We all love our stories. I believe part of this lies in the fact that our Creator loves His stories as well. In fact, His Word to us is, when examined from beginning to end, one continuous story. It is comprised of many smaller stories, to be sure, along with accounts of history, prophecy, and doctrine. Many of the books in the Bible seem very succinct in their mission and focus. Others cover a broad range of subjects. But the one thing they have in common is their part in the Story God is providing for us. Among these books, four stand out to me as some of the most wonderful examples of "story" ... and each one starts (almost) with a classic "once upon a time ..." setting. And, for me, each one echoes a theme reflecting the character of God in a special way.

The book of Ruth, as we have it organized in our Bibles, comes as a breath of fresh air when you consider it along with the book of Judges. It falls somewhere in that timeframe, based on the opening lines, but instead of a tale of constant cycle of disobedience, crying out, and rescue, it tells the story of a man, his wife, their sons, and two women whom they marry in a foreign land. In the end, the story of Ruth shouts out the redemptive compassion of our God for those who are faithful to Him. And almost as an "extra reward", we find Ruth - a former outsider from Moab - named in the ancestry of King David ... and ultimately King Jesus!

Esther, while clearly displaying God's faithfulness and preservation of His people, does so without even once mentioning His name. If you are looking for a story filled with mystery, intrigue, scheming, and political coup then Esther has it all. And this young, Jewish girl is willing to risk her very life to be part of God's plan. The story reaches its climax at the second dinner party and then turns on its heels as Haman finds his own end on the very gallows he built to eradicate the hated Jews.

Job is a mystery and a puzzle to many. There would even be some who question why the story is told to us. We know where it takes place, but we don't get much perspective on when or why or anything else leading up to the opening of the tale. To me, the story itself is almost as inexplicable as the God who is magnified in it. When I read or hear Job, I come away with a renewed sense of awe - God really doesn't owe me an explanation about anything.

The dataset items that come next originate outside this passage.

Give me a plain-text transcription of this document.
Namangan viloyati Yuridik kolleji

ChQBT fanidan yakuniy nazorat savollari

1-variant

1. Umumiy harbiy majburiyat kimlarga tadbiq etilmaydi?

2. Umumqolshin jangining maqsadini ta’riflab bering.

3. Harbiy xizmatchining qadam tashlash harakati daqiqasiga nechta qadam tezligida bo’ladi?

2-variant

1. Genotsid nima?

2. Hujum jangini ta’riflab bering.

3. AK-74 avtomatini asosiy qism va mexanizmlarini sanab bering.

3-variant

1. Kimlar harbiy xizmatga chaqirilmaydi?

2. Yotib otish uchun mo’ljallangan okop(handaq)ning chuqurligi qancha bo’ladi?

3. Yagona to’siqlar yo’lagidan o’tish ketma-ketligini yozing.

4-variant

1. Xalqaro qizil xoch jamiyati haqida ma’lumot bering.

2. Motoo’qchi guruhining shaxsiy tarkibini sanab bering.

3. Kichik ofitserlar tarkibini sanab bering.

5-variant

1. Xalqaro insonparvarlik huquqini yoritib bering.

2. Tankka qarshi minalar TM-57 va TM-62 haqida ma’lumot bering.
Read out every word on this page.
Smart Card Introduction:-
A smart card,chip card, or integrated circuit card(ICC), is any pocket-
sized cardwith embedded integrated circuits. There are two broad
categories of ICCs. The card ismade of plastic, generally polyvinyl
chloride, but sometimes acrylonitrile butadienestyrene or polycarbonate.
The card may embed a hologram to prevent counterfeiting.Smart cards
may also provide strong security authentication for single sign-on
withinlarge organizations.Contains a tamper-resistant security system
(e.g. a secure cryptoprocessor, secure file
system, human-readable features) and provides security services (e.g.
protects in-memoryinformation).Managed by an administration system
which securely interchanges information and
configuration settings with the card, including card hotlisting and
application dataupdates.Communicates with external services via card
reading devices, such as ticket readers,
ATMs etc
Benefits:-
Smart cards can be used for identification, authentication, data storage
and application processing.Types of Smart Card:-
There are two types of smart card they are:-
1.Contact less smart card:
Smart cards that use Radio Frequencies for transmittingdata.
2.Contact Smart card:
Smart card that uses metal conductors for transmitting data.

He is working on a level so far above what I can comprehend, I can only fall down with Job and worship Him, trusting that He is good beyond good even when I cannot understand what He is doing.

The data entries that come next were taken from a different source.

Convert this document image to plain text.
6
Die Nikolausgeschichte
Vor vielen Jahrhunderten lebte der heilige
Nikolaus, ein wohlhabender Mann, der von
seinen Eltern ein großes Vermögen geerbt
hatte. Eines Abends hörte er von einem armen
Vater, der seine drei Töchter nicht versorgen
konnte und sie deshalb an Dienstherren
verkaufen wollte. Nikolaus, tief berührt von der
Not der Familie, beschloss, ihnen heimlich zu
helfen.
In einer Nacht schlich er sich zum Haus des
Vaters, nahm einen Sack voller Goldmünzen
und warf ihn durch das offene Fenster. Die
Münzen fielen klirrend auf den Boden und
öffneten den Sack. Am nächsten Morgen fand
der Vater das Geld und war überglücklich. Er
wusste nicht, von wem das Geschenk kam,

And then there is Jonah. Alone among all the prophetic writings, this story is less about the prophecy than it is about the story of a man who is bent on having it all his own way. He wangles and weasels through the story, reluctantly bearing the message of a gracious God who is so ready to grant a second (and third and fourth) chance to people ... just because He loves us that much. Sadly, as that story ends, we have no indication whether or not Jonah took that lesson to heart.

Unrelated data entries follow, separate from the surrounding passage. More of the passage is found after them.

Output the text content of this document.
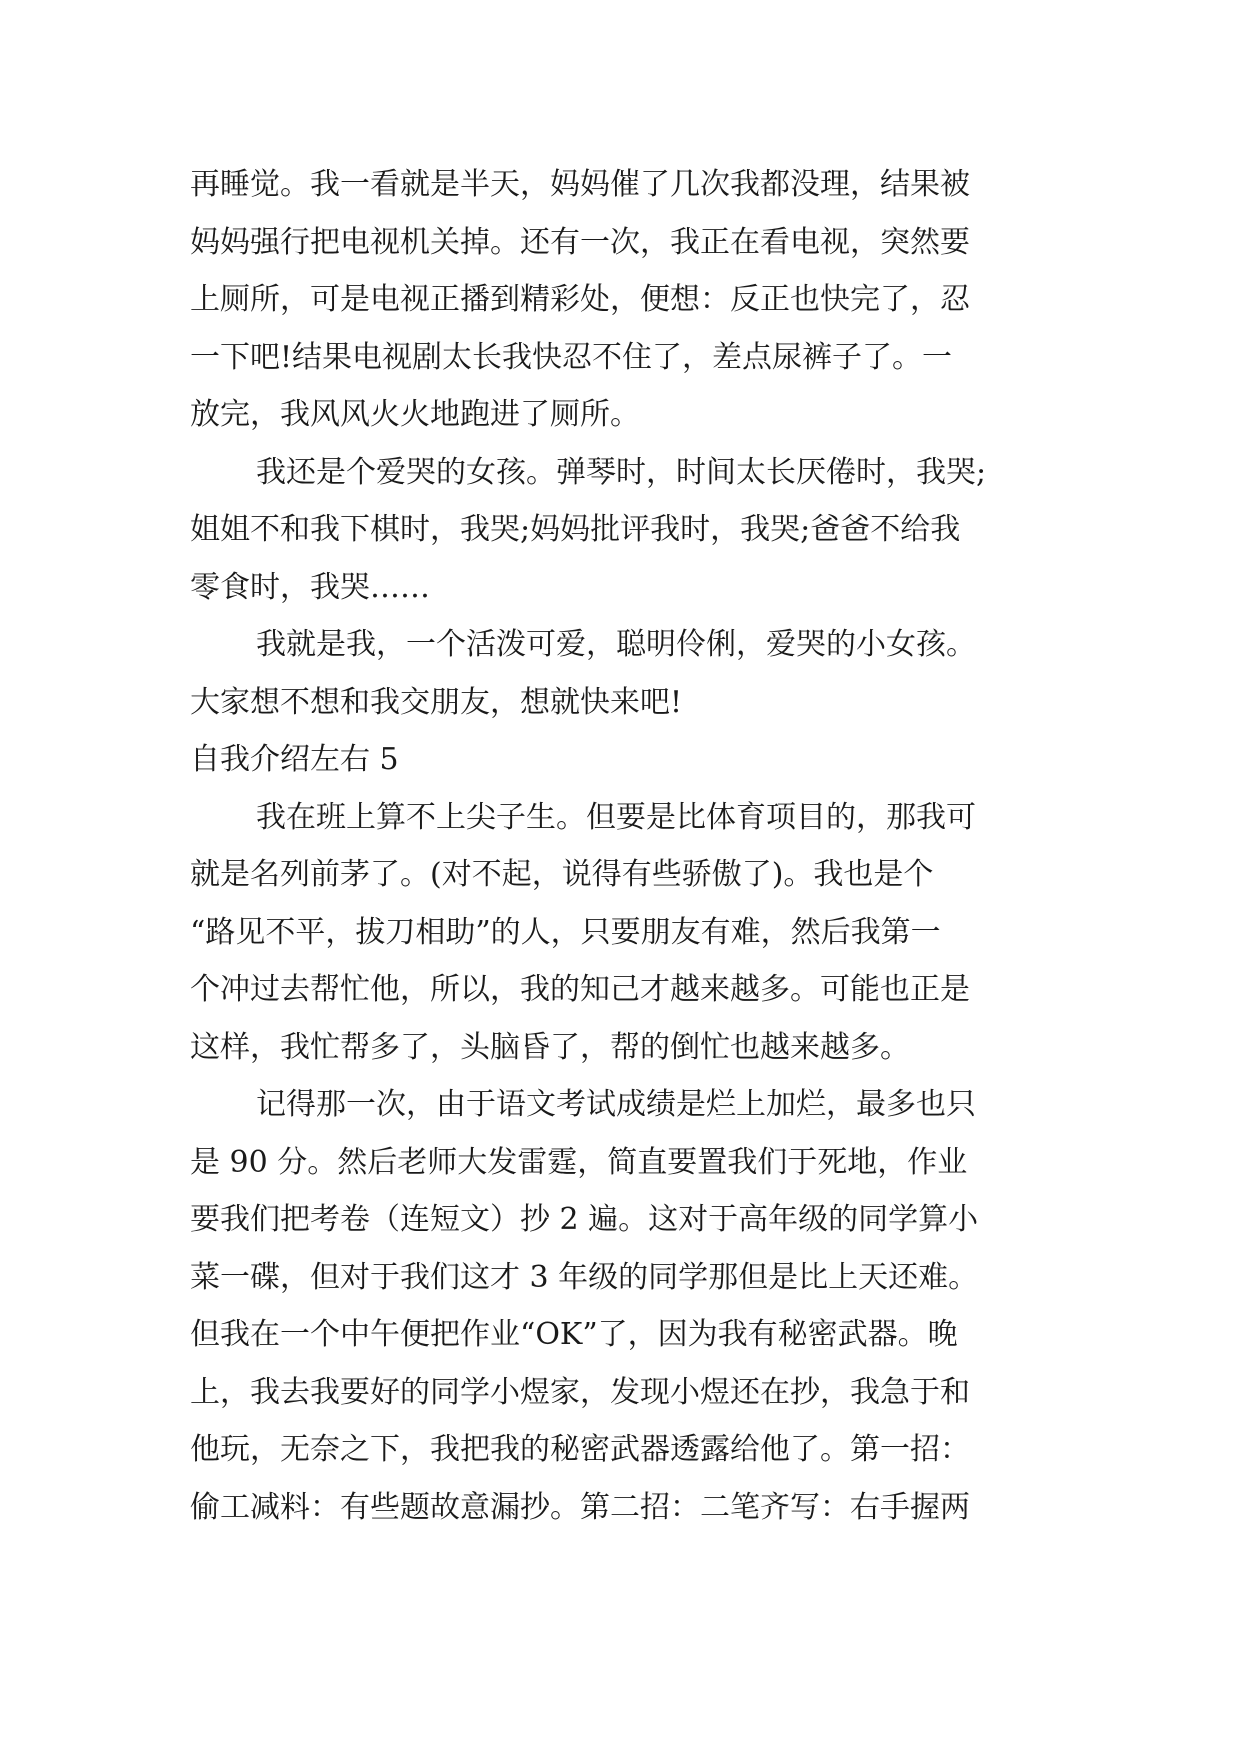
再睡觉。我一看就是半天，妈妈催了几次我都没理，结果被
妈妈强行把电视机关掉。还有一次，我正在看电视，突然要
上厕所，可是电视正播到精彩处，便想：反正也快完了，忍
一下吧!结果电视剧太长我快忍不住了，差点尿裤子了。一
放完，我风风火火地跑进了厕所。
我还是个爱哭的女孩。弹琴时，时间太长厌倦时，我哭;
姐姐不和我下棋时，我哭;妈妈批评我时，我哭;爸爸不给我
零食时，我哭……
我就是我，一个活泼可爱，聪明伶俐，爱哭的小女孩。
大家想不想和我交朋友，想就快来吧!
自我介绍左右 5
我在班上算不上尖子生。但要是比体育项目的，那我可
就是名列前茅了。(对不起，说得有些骄傲了)。我也是个
“路见不平，拔刀相助”的人，只要朋友有难，然后我第一
个冲过去帮忙他，所以，我的知己才越来越多。可能也正是
这样，我忙帮多了，头脑昏了，帮的倒忙也越来越多。
记得那一次，由于语文考试成绩是烂上加烂，最多也只
是 90 分。然后老师大发雷霆，简直要置我们于死地，作业
要我们把考卷（连短文）抄 2 遍。这对于高年级的同学算小
菜一碟，但对于我们这才 3 年级的同学那但是比上天还难。
但我在一个中午便把作业“OK”了，因为我有秘密武器。晚
上，我去我要好的同学小煜家，发现小煜还在抄，我急于和
他玩，无奈之下，我把我的秘密武器透露给他了。第一招：
偷工减料：有些题故意漏抄。第二招：二笔齐写：右手握两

My travels on this Crooked Path are great opportunities to not only read and hear God's stories, but to understand my own part in His Master Story. Every day ... every step provides the opportunity to know His heart better and to follow after Him with renewed purpose.


  1. Do you hear His Story in what you read and see around you?
  2. What is God trying to say to you, right now, where you are? Are you willing to listen and know your part in what He is doing?
  3. Do you stand ready to learn from His Word, and to see how all of it, working together, calls out from the heart of our Father?